Given the choice between equal models from Meta and the group that released Falcon, initially with a super shady royalty license that they then open sourced, and that nobody had ever heard of before, I'd personally go for meta.
Of course, variety is good and I hope the UAE group continues to establish themselves as a credible model provider.
I'm surprised this opinion still persists. Royalty-based licenses have been used by major game engines [0] for a long time, so that's not unprecedented.
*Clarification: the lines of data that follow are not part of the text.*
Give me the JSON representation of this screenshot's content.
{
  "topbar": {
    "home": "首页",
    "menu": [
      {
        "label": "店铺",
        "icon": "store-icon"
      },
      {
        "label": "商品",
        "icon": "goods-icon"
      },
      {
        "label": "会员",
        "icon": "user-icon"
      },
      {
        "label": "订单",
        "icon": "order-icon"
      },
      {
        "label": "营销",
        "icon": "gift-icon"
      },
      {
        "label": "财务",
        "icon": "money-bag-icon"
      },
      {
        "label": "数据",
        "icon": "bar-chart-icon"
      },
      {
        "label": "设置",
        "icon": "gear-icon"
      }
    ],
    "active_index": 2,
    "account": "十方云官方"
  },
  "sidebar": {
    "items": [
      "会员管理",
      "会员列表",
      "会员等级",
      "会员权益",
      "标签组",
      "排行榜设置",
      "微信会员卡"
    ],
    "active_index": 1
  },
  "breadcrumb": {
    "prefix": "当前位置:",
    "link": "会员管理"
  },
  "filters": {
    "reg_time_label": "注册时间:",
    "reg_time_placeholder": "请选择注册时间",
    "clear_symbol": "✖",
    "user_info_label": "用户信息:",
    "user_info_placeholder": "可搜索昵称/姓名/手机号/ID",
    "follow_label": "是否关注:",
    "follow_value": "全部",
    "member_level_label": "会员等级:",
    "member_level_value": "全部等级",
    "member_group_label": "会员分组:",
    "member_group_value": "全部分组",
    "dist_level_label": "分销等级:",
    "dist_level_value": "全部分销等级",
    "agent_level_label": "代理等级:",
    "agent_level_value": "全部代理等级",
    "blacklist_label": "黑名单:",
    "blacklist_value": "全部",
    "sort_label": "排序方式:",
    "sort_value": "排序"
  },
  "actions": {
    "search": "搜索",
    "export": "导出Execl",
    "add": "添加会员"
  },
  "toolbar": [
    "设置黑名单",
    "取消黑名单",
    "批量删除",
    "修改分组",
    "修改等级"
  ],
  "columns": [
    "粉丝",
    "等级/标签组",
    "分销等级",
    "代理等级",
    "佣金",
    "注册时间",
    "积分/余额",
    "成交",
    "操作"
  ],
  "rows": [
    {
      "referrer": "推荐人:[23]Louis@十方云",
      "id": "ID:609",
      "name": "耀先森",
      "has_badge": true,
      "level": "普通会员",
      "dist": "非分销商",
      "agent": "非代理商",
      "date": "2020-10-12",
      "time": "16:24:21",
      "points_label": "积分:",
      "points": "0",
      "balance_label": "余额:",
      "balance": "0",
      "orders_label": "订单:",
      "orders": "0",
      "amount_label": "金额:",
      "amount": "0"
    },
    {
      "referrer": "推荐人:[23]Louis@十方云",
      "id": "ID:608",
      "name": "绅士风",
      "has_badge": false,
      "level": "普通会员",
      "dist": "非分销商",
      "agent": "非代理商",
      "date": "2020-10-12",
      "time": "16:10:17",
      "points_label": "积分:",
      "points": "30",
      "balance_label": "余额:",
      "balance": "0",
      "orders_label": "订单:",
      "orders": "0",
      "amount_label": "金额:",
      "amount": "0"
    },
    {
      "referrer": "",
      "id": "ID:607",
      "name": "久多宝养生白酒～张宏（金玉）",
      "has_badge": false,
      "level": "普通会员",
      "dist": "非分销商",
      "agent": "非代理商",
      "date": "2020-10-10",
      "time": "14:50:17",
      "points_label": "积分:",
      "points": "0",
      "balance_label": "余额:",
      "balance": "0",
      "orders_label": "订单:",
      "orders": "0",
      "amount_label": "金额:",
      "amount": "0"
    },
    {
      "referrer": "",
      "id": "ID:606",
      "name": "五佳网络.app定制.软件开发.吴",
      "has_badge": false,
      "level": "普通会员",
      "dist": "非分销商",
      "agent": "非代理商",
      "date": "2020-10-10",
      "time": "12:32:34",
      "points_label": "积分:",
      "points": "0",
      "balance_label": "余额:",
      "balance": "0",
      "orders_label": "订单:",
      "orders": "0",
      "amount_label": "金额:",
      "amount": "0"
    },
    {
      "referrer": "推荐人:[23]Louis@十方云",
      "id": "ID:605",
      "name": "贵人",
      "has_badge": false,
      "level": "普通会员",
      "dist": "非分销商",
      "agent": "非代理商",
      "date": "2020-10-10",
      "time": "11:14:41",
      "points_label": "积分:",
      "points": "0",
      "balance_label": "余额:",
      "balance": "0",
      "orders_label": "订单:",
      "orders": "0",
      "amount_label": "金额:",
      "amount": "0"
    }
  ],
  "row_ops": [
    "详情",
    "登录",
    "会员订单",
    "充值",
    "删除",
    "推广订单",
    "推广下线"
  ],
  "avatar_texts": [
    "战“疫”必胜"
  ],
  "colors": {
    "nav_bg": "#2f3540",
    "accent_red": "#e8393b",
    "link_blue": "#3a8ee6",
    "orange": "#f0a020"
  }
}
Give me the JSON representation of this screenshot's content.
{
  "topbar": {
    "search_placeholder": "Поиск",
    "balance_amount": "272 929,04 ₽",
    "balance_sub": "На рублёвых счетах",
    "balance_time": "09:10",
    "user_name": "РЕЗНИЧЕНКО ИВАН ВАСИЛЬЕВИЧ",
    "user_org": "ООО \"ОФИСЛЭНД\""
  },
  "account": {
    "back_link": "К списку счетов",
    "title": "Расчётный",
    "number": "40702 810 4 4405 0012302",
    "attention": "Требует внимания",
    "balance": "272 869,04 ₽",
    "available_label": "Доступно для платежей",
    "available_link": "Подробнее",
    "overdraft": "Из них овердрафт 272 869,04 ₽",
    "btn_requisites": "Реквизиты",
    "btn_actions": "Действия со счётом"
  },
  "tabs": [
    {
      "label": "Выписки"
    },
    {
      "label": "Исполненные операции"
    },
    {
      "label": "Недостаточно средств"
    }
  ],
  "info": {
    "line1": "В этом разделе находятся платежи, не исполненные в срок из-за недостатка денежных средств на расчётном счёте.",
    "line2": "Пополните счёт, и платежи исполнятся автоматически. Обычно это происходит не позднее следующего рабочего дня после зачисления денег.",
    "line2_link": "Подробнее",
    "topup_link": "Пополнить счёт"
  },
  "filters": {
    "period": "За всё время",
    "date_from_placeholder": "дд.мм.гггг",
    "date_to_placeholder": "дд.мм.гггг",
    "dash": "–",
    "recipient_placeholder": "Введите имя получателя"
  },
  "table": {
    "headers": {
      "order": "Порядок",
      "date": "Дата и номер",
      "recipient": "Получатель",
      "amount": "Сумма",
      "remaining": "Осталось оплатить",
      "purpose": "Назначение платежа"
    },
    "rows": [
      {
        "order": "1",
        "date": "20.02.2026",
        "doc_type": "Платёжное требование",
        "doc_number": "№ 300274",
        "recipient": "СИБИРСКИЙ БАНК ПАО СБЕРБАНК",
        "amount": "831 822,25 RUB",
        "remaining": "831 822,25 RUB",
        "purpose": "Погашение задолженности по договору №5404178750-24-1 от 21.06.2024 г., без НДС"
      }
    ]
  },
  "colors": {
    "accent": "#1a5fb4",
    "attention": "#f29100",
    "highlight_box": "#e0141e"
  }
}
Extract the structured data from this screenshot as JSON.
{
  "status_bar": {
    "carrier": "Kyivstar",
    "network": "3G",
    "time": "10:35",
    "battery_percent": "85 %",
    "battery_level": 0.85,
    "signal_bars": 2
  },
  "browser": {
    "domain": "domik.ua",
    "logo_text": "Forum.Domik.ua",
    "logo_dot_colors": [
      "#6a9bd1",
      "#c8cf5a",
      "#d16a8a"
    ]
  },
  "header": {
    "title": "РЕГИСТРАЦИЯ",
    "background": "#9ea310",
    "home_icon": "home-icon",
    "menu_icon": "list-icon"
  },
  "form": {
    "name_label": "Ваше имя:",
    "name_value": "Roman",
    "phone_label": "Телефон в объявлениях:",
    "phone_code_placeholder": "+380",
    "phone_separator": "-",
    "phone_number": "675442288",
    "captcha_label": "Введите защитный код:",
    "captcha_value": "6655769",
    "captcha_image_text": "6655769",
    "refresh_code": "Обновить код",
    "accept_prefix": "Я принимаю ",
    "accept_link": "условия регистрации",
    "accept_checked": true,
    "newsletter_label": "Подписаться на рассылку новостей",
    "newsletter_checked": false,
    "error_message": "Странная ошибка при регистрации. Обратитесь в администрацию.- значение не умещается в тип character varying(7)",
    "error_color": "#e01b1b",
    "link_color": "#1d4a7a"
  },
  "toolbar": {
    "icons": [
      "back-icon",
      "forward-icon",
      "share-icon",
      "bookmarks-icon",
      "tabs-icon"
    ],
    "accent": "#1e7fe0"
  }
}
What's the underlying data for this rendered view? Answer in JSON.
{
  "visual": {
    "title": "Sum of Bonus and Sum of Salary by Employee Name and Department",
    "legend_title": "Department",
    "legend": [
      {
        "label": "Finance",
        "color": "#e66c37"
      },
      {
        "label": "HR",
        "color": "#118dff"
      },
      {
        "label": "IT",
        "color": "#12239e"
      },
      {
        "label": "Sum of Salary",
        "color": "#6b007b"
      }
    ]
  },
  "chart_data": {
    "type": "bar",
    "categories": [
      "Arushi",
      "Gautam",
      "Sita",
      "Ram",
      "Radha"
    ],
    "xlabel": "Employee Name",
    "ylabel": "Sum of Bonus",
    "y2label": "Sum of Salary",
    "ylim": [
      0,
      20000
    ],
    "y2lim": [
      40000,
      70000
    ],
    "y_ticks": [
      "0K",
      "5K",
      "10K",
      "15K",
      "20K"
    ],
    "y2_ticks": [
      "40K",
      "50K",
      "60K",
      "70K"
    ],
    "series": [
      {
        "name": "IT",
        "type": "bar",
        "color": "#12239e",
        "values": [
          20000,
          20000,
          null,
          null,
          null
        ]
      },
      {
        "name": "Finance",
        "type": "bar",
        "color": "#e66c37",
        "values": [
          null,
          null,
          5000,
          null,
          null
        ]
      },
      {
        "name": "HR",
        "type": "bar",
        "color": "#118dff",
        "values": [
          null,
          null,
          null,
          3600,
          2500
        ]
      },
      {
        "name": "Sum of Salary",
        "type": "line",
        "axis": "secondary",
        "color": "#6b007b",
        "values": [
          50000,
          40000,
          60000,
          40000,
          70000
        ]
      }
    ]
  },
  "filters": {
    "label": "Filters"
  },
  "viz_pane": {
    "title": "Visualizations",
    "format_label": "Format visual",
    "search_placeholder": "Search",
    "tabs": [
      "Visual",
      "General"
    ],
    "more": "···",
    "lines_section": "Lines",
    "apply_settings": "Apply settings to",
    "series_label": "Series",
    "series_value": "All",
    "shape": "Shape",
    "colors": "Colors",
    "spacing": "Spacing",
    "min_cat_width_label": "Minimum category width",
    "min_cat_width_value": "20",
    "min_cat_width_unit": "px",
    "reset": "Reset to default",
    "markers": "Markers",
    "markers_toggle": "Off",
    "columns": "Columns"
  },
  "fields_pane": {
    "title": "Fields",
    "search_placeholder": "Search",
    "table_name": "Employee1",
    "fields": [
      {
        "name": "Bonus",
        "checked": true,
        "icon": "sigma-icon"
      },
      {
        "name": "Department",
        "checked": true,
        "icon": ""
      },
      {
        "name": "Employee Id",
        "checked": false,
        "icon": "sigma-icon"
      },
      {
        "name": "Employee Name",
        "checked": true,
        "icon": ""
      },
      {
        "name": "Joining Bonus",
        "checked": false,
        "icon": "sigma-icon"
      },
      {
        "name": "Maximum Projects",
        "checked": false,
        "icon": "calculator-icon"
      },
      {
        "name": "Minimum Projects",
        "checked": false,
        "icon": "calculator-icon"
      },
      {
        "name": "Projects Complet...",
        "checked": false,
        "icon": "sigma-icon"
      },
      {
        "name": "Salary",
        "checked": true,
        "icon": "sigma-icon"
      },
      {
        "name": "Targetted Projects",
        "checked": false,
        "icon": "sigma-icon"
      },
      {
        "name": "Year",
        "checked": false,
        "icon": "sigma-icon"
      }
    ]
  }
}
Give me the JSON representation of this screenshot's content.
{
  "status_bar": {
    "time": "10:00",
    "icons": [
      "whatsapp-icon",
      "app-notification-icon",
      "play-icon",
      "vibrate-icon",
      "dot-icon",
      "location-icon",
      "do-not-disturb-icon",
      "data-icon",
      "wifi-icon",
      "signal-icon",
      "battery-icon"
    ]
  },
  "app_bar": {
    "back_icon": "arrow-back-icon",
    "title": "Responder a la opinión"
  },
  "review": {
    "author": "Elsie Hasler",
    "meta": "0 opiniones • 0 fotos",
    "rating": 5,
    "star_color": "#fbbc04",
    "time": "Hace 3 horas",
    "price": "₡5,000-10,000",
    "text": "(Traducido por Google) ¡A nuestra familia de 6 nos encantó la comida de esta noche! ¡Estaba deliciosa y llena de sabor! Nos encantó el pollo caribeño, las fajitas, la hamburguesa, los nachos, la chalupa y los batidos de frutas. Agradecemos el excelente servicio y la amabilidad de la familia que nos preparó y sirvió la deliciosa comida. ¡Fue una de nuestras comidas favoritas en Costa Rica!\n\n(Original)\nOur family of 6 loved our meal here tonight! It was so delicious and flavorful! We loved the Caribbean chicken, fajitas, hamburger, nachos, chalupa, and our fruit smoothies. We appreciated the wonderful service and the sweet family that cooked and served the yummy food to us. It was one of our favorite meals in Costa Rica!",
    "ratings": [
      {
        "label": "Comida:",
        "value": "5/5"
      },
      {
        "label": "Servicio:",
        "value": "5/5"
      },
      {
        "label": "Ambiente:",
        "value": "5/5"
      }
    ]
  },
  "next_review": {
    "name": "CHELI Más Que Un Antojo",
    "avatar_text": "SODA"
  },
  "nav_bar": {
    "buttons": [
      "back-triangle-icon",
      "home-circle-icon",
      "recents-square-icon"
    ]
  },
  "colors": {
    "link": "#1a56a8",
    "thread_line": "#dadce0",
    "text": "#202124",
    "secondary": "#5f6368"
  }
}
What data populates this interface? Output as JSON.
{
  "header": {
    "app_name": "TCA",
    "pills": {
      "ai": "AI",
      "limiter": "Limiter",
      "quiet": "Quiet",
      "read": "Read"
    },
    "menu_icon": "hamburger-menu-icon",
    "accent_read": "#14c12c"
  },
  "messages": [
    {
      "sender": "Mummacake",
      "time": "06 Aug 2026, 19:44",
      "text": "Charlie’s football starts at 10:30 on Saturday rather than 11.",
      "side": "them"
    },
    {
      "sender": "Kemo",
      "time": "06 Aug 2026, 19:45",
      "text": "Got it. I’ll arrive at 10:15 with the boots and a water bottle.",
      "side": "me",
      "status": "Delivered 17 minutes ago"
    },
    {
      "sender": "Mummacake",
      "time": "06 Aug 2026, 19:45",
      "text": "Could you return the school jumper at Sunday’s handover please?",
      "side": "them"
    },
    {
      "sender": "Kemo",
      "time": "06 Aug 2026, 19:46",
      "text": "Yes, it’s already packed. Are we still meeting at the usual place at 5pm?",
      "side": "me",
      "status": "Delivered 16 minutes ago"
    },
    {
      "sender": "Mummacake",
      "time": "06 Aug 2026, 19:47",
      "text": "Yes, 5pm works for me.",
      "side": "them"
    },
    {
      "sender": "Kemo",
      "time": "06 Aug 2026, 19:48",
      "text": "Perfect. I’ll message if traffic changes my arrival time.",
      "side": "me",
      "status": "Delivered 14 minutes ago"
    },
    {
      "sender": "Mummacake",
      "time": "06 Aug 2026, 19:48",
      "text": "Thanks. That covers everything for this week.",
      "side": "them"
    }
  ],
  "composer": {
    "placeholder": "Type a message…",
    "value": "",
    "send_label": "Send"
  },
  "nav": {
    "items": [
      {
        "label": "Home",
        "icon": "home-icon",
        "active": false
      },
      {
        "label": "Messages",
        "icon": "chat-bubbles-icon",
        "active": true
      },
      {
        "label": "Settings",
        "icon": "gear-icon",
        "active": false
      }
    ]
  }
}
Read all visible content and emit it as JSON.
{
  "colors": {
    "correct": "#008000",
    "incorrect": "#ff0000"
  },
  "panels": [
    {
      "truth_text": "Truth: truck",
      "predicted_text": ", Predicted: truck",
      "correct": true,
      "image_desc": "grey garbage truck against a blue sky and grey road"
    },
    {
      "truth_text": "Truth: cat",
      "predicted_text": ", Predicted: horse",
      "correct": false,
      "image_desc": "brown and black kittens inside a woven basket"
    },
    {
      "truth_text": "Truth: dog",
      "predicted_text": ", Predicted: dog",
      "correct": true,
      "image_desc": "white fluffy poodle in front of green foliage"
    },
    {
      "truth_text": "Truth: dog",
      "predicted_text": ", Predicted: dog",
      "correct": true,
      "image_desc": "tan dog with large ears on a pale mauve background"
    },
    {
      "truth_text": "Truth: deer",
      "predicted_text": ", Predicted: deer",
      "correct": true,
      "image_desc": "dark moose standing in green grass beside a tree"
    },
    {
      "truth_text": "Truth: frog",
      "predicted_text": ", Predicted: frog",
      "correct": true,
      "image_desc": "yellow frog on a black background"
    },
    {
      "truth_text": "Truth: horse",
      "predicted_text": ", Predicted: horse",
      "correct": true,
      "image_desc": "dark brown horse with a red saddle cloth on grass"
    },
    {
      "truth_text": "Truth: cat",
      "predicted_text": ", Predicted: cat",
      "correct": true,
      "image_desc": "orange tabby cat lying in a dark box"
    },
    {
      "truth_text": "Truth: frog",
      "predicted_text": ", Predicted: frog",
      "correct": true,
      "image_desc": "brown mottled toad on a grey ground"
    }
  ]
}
This isn't the first time I've seen this brought up. It's irrelevant here for so many reasons. It it unprecedented in ML models, the model was promoted as open source, the terms were absurd (10% for anything related to it plus some reporting requirements, for a foundation model that's not even tuned to anything).
In any event, bringing shitty practices from another industry into ML doesn't seem worth supporting.
> In any event, bringing shitty practices from another industry into ML doesn't seem worth supporting.
Why is this still an issue for you?
All players made licensing blunders in the past and the fine folks behind falcon seem to have learned from their mistake by releasing their weights under Apache 2.0, a well understood and respected permissive license.
Many major open source projects started as proprietary software that eventually went opensource. Why hold a grudge against this project specifically? Yes, they made a mistake and learned from it. What more do you want?
See. When you have to convince corporate lawyers and security folks that whole switching licenses makes them uneasy. BD and legal are much happier to deal with Meta than the UAE.
People relicense software all the time and the lawyers are usually fine with it (especially when the terms are more favorable). What am I missing here?
Of course, variety is good and I hope the UAE group continues to establish themselves as a credible model provider.